Esto me hace reflexionar sobre la decadencia de esta generación y la triste devaluación que está sufriendo la vida, ya no es raro observar que la gente se siente más indignada ante el maltrato de un animal que ante el de un ser humano.  Es cierto que en México aún estamos hablando de una minoría, porque por fortuna, nuestro país es una de esas rarezas en las que la familia tiene mucho peso, sin embargo, ese valor ha ido modificándose con los años para pasar del modelo madre-padre-hijos-abuelos y parientes a familias monoparentales o familias mixtas, incluyendo a la mascota como un miembro más.

En la actualidad sería necio voltear la vista para no ver esta realidad, que se convierte en el pan de cada día en todo México.  También lo sería creer que no existen problemas respecto a las parejas que deciden unir sus vidas sin casarse, por miedo al fracaso o quizá para evitarse los trámites de un matrimonio o en el peor de los casos, de un divorcio.  Y también es inútil negar que cuando la pareja tiene hijos y se separa, los pequeños son los que cargan con la peor parte.

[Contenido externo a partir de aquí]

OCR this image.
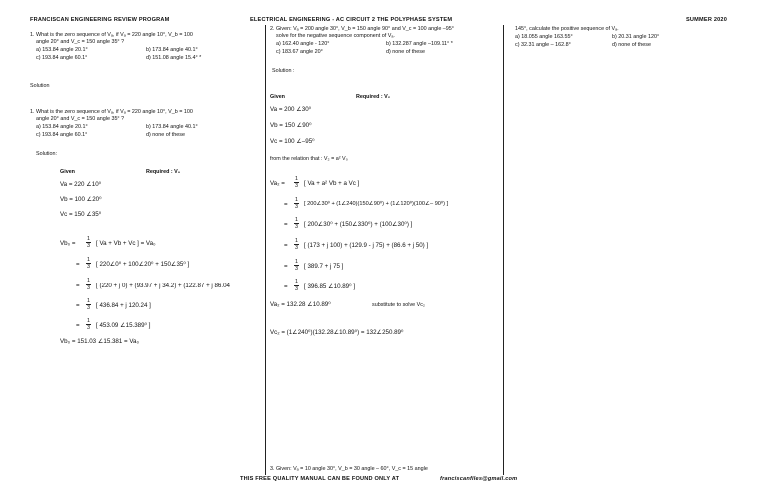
FRANCISCAN ENGINEERING REVIEW PROGRAM	ELECTRICAL ENGINEERING - AC CIRCUIT 2 THE POLYPHASE SYSTEM	SUMMER 2020
1. What is the zero sequence of Vₐ, if Vₐ = 220 angle 10°, V_b = 100
angle 20° and V_c = 150 angle 35° ?
a) 153.84 angle 20.1°	b) 173.84 angle 40.1°
c) 193.84 angle 60.1°	d) 151.08 angle 15.4° *
Solution
1. What is the zero sequence of Vₐ, if Vₐ = 220 angle 10°, V_b = 100
angle 20° and V_c = 150 angle 35° ?
a) 153.84 angle 20.1°	b) 173.84 angle 40.1°
c) 193.84 angle 60.1°	d) none of these
Solution:
Given	Required : V₀
Va = 220 ∠10⁰
Vb = 100 ∠20⁰
Vc = 150 ∠35⁰
$Vb_0 = \frac{1}{3}$ [ Va + Vb + Vc ] = Va₀
= $\frac{1}{3}$ [ 220∠0⁰ + 100∠20⁰ + 150∠35⁰ ]
= $\frac{1}{3}$ [ (220 + j 0) + (93.97 + j 34.2) + (122.87 + j 86.04
= $\frac{1}{3}$ [ 436.84 + j 120.24 ]
= $\frac{1}{3}$ [ 453.09 ∠15.389⁰ ]
Vb₀ = 151.03 ∠15.381 = Va₀
2. Given: Vₐ = 200 angle 30°, V_b = 150 angle 90° and V_c = 100 angle –95°
solve for the negative sequence component of Vₐ.
a) 162.40 angle - 120°	b) 132.287 angle –109.11° *
c) 183.67 angle 20°	d) none of these
Solution :
Given	Required : V₂
Va = 200 ∠30⁰
Vb = 150 ∠90⁰
Vc = 100 ∠–95⁰
from the relation that : V₂ = a² V₀
$Va_2 = \frac{1}{3}$ [ Va + a² Vb + a Vc ]
= $\frac{1}{3}$ [ 200∠30⁰ + (1∠240)(150∠90⁰) + (1∠120⁰)(100∠– 90⁰) ]
= $\frac{1}{3}$ [ 200∠30⁰ + (150∠330⁰) + (100∠30⁰) ]
= $\frac{1}{3}$ [ (173 + j 100) + (129.9 - j 75) + (86.6 + j 50) ]
= $\frac{1}{3}$ [ 389.7 + j 75 ]
= $\frac{1}{3}$ [ 396.85 ∠10.89⁰ ]
Va₂ = 132.28 ∠10.89⁰	substitute to solve Vc₂
Vc₂ = (1∠240⁰)(132.28∠10.89⁰) = 132∠250.89⁰
3. Given: Vₐ = 10 angle 30°, V_b = 30 angle – 60°, V_c = 15 angle
145°, calculate the positive sequence of Vₐ.
a) 18.055 angle 163.55°	b) 20.31 angle 120°
c) 32.31 angle – 162.8°	d) none of these
THIS FREE QUALITY MANUAL CAN BE FOUND ONLY AT	franciscanfiles@gmail.com
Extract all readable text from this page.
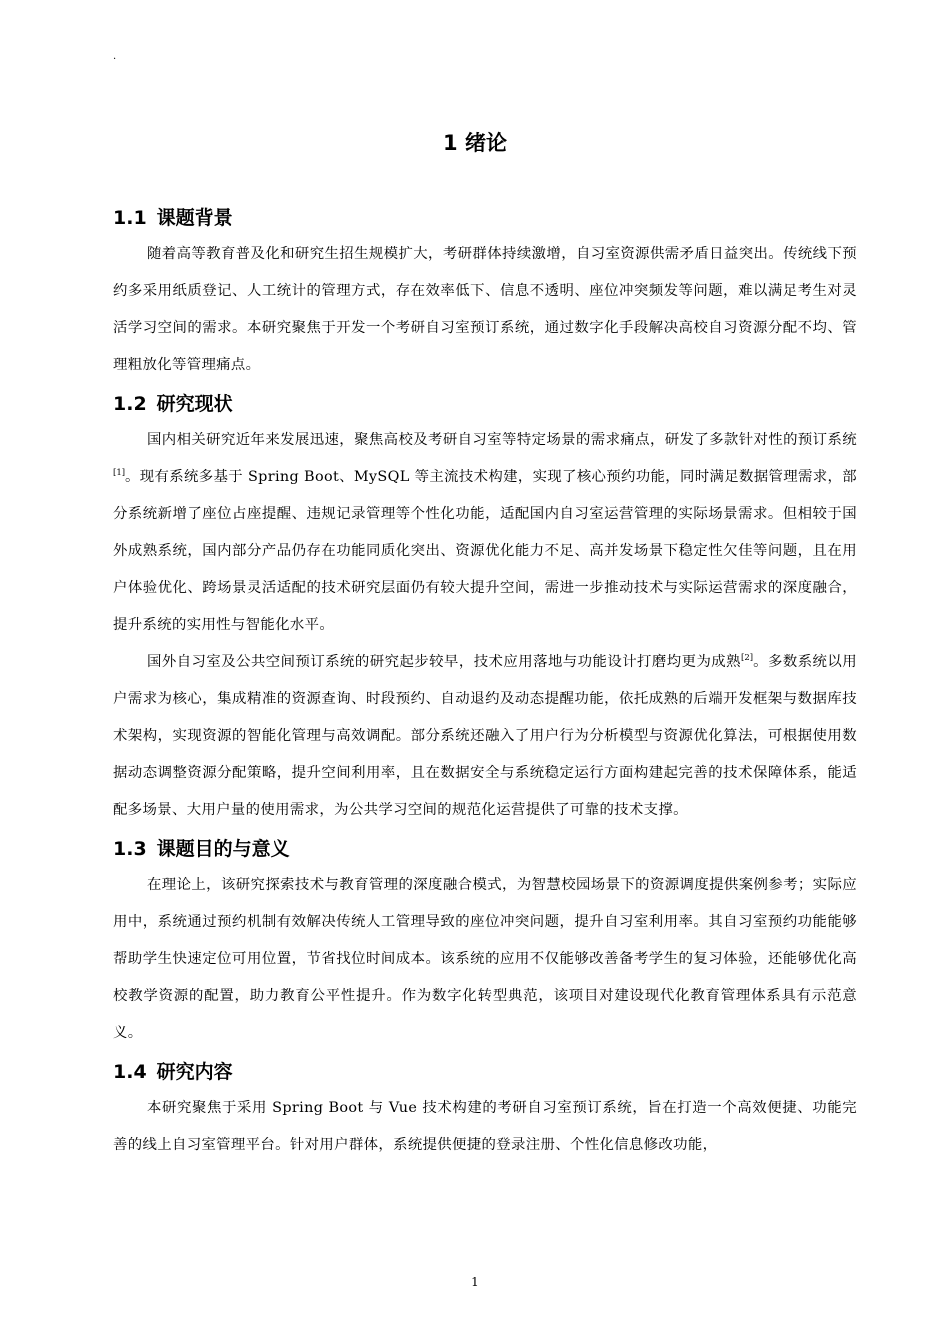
.
1 绪论
1.1 课题背景

随着高等教育普及化和研究生招生规模扩大，考研群体持续激增，自习室资源供需矛盾日益突出。传统线下预约多采用纸质登记、人工统计的管理方式，存在效率低下、信息不透明、座位冲突频发等问题，难以满足考生对灵活学习空间的需求。本研究聚焦于开发一个考研自习室预订系统，通过数字化手段解决高校自习资源分配不均、管理粗放化等管理痛点。

1.2 研究现状

国内相关研究近年来发展迅速，聚焦高校及考研自习室等特定场景的需求痛点，研发了多款针对性的预订系统[1]。现有系统多基于 Spring Boot、MySQL 等主流技术构建，实现了核心预约功能，同时满足数据管理需求，部分系统新增了座位占座提醒、违规记录管理等个性化功能，适配国内自习室运营管理的实际场景需求。但相较于国外成熟系统，国内部分产品仍存在功能同质化突出、资源优化能力不足、高并发场景下稳定性欠佳等问题，且在用户体验优化、跨场景灵活适配的技术研究层面仍有较大提升空间，需进一步推动技术与实际运营需求的深度融合，提升系统的实用性与智能化水平。

国外自习室及公共空间预订系统的研究起步较早，技术应用落地与功能设计打磨均更为成熟[2]。多数系统以用户需求为核心，集成精准的资源查询、时段预约、自动退约及动态提醒功能，依托成熟的后端开发框架与数据库技术架构，实现资源的智能化管理与高效调配。部分系统还融入了用户行为分析模型与资源优化算法，可根据使用数据动态调整资源分配策略，提升空间利用率，且在数据安全与系统稳定运行方面构建起完善的技术保障体系，能适配多场景、大用户量的使用需求，为公共学习空间的规范化运营提供了可靠的技术支撑。

1.3 课题目的与意义

在理论上，该研究探索技术与教育管理的深度融合模式，为智慧校园场景下的资源调度提供案例参考；实际应用中，系统通过预约机制有效解决传统人工管理导致的座位冲突问题，提升自习室利用率。其自习室预约功能能够帮助学生快速定位可用位置，节省找位时间成本。该系统的应用不仅能够改善备考学生的复习体验，还能够优化高校教学资源的配置，助力教育公平性提升。作为数字化转型典范，该项目对建设现代化教育管理体系具有示范意义。

1.4 研究内容

本研究聚焦于采用 Spring Boot 与 Vue 技术构建的考研自习室预订系统，旨在打造一个高效便捷、功能完善的线上自习室管理平台。针对用户群体，系统提供便捷的登录注册、个性化信息修改功能，

1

Creo que es necesario ayudar a las parejas a fortalecer los valores que los han unido como personas, a rescatar aquello que los hizo enamorarse y desear estar juntos, así como a ver que son parte de una familia en la que deben aprender a afianzar los lazos de sangre que los unen y a sentirse orgullosos su ascendencia: padres, abuelos, bisabuelos, para que deseen dejar descendencia.  Es urgente que quienes trabajan en el gobierno y en las iglesias entren al tema del amor sin complejos ni prejuicios, destacando el valor del cuerpo humano y el respeto que éste se merece, pues partiendo de esa base, considero que las familias tendrán lo necesario para entender que cada miembro que la integra es único, valioso y digno de ser amado, y por lo tanto, de ser respetado porque tiene inteligencia, libertad y voluntad.  Y que esos dones que le han sido entregados por Dios, deben ser protegidos por sí mismo y por cada integrante de la familia a la que pertenece. Consecuentemente, llegarán a la conclusión de que las personas con las que convive, también son valiosas, dignas y respetables.

Si lográramos crear conciencia al respecto en toda la gente, cambiaría la situación de nuestro país y nuestras familias.

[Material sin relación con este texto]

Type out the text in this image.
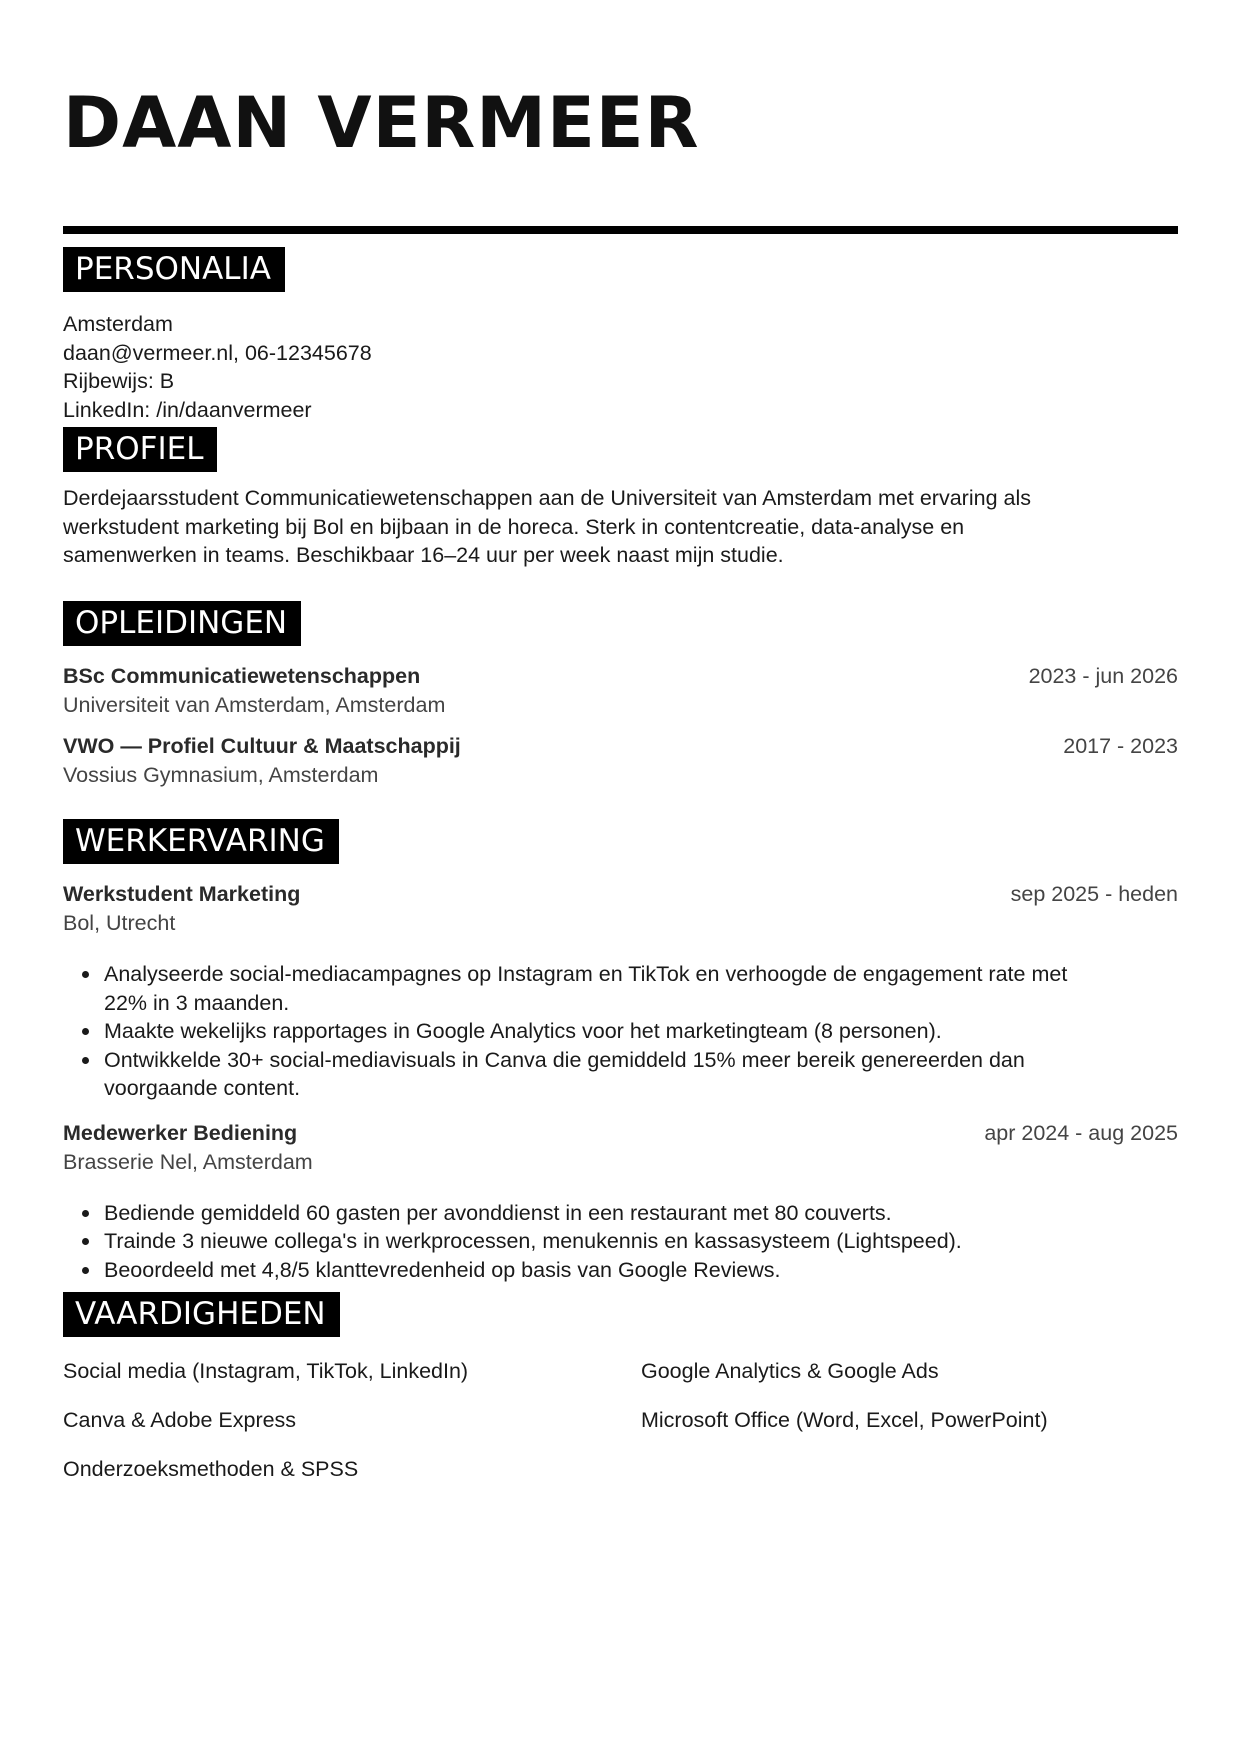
DAAN VERMEER
PERSONALIA
Amsterdam
daan@vermeer.nl, 06-12345678
Rijbewijs: B
LinkedIn: /in/daanvermeer
PROFIEL
Derdejaarsstudent Communicatiewetenschappen aan de Universiteit van Amsterdam met ervaring als
werkstudent marketing bij Bol en bijbaan in de horeca. Sterk in contentcreatie, data-analyse en
samenwerken in teams. Beschikbaar 16–24 uur per week naast mijn studie.
OPLEIDINGEN
BSc Communicatiewetenschappen	2023 - jun 2026
Universiteit van Amsterdam, Amsterdam
VWO — Profiel Cultuur & Maatschappij	2017 - 2023
Vossius Gymnasium, Amsterdam
WERKERVARING
Werkstudent Marketing	sep 2025 - heden
Bol, Utrecht
Analyseerde social-mediacampagnes op Instagram en TikTok en verhoogde de engagement rate met
22% in 3 maanden.
Maakte wekelijks rapportages in Google Analytics voor het marketingteam (8 personen).
Ontwikkelde 30+ social-mediavisuals in Canva die gemiddeld 15% meer bereik genereerden dan
voorgaande content.
Medewerker Bediening	apr 2024 - aug 2025
Brasserie Nel, Amsterdam
Bediende gemiddeld 60 gasten per avonddienst in een restaurant met 80 couverts.
Trainde 3 nieuwe collega's in werkprocessen, menukennis en kassasysteem (Lightspeed).
Beoordeeld met 4,8/5 klanttevredenheid op basis van Google Reviews.
VAARDIGHEDEN
Social media (Instagram, TikTok, LinkedIn)	Google Analytics & Google Ads
Canva & Adobe Express	Microsoft Office (Word, Excel, PowerPoint)
Onderzoeksmethoden & SPSS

Y volviendo al tema de la maternidad, veríamos con reverencia el misterio de la vida dentro del vientre, que se va gestando de a poco durante nueve meses para culminar en el nacimiento de un ser único, mezcla de dos personas que se han amado tanto que no podían expresarlo mejor que en la generación de un nuevo ser en el que se verán perpetuados.  Ese es el maravilloso ciclo de la vida.   Y nuestras madres han sido protagonistas de esa historia en la que nosotros llegamos a habitar este planeta.  Con toda justicia, rindamos homenaje a ellas, vivas o difuntas y deseémosles larga vida en la tierra y una eternidad en el cielo.

Gracias a todas las mamás, a quienes sinceramente les deseo un feliz día.